Cosa vuoi dire a gente che nel 2023 parla ancora di «naso ebraico» se non di vergognarsi oppure di farsi curare da uno bravo, meglio ancora tutt’e due le cose? E invece Schlein, ahimé, ha risposto scendendo sullo stesso terreno degli imbecilli antisemiti: non solo ha smentito di essere ebrea, essendo nata da padre di origini israelite ma da madre gentile, «e la trasmissione avviene in linea matrilineare», ma ha affermato, spero scherzando, che il suo naso è «tipicamente etrusco».
Ma perché? C’era bisogno di puntualizzare pubblicamente di non appartenere a una certa minoranza? A quanto pare sì, anche se sei candidata alle primarie non per un partito di estrema destra ma per una forza di sinistra che ha nel suo programma la lotta a ogni discriminazione. Oltretutto la trasmissione matrilineare è una tradizione rabbinica di origine incerta (nell’Antico Testamento le genealogie sono patrilineari, Mosè sposa una straniera ma i figli sono ebrei) ed è stata messa in discussione da movimenti ebrei liberali sia in Europa che in America. Sono malattie ereditarie come l’emofilia quelle che si trasmettono attraverso la madre, non la religione o l’appartenenza a un’etnia: questa è solo una credenza, o se vogliamo una superstizione, che vale, appunto, per chi ci crede.
Se le parole di Elly Schlein sono state riportate correttamente dalla stampa, non c’era un filo di ironia o di distacco nella sua affermazione. Se poi non c’era nemmeno nel «naso etrusco» allora c’è proprio da mettersi le mani nei capelli, considerato che come avessero effettivamente il naso gli Etruschi non possiamo saperlo, e le non molte statue arrivateci col naso intatto ce li mostrano delle più varie forme e dimensioni, esattamente come i nostri. Del resto anche il «naso ebraico» è più un mito che una realtà, mentre non è un mito il rispettabile canappio ariano di Giovanni Donzelli, il deputato FdI grande protagonista di questi giorni, le cui fattezze spiegano come mai in Australia una delle ricerche più diffuse su Google sia «perché gli italiani hanno il naso così grande?»
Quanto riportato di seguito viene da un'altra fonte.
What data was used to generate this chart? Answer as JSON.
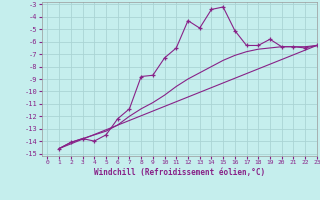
{
  "xlabel": "Windchill (Refroidissement éolien,°C)",
  "bg_color": "#c5eeed",
  "grid_color": "#aad4d4",
  "line_color": "#882288",
  "xlim": [
    -0.5,
    23
  ],
  "ylim": [
    -15.2,
    -2.8
  ],
  "yticks": [
    -15,
    -14,
    -13,
    -12,
    -11,
    -10,
    -9,
    -8,
    -7,
    -6,
    -5,
    -4,
    -3
  ],
  "xticks": [
    0,
    1,
    2,
    3,
    4,
    5,
    6,
    7,
    8,
    9,
    10,
    11,
    12,
    13,
    14,
    15,
    16,
    17,
    18,
    19,
    20,
    21,
    22,
    23
  ],
  "line1_x": [
    1,
    2,
    3,
    4,
    5,
    6,
    7,
    8,
    9,
    10,
    11,
    12,
    13,
    14,
    15,
    16,
    17,
    18,
    19,
    20,
    21,
    22,
    23
  ],
  "line1_y": [
    -14.6,
    -14.1,
    -13.8,
    -14.0,
    -13.5,
    -12.2,
    -11.4,
    -8.8,
    -8.7,
    -7.3,
    -6.5,
    -4.3,
    -4.9,
    -3.4,
    -3.2,
    -5.1,
    -6.3,
    -6.3,
    -5.8,
    -6.4,
    -6.4,
    -6.5,
    -6.3
  ],
  "line2_x": [
    1,
    23
  ],
  "line2_y": [
    -14.6,
    -6.3
  ],
  "line3_x": [
    1,
    2,
    3,
    4,
    5,
    6,
    7,
    8,
    9,
    10,
    11,
    12,
    13,
    14,
    15,
    16,
    17,
    18,
    19,
    20,
    21,
    22,
    23
  ],
  "line3_y": [
    -14.6,
    -14.1,
    -13.8,
    -13.5,
    -13.2,
    -12.7,
    -12.0,
    -11.4,
    -10.9,
    -10.3,
    -9.6,
    -9.0,
    -8.5,
    -8.0,
    -7.5,
    -7.1,
    -6.8,
    -6.6,
    -6.5,
    -6.4,
    -6.4,
    -6.4,
    -6.3
  ]
}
Più parlo di nasi etnici più mi sento idiota: mi dispiace che non sia successo anche a Elly Schlein, impedendole di abboccare alla provocazione dei suoi hater. La cosa che mi dispiace di più, ovviamente, è che sia stata fatta oggetto di insulti antisemiti, oltre che di immancabili critiche misogine. E più ancora mi dispiace per il mio Paese, dove troppa gente si strozza di odio contro Schlein, Segre, Paola Egonu e tutte le donne che hanno visibilità e voce, rinfacciando loro origine, aspetto ed età.
Non è un fenomeno solo italiano, sia chiaro: fra i motivi che hanno spinto alle dimissioni Jacinda Ardern, la premier neozelandese, c’è lo stress dovuto a cinque anni di attacchi mediatici sessisti e violenti. Ma anche qui non scherziamo. Se Schlein si propone di guidare il Pd, e magari un giorno l’Italia, dovrà forgiarsi dei nervi di titanio, e magari studiare modi più astuti ed efficaci per rintuzzare gli odiatori.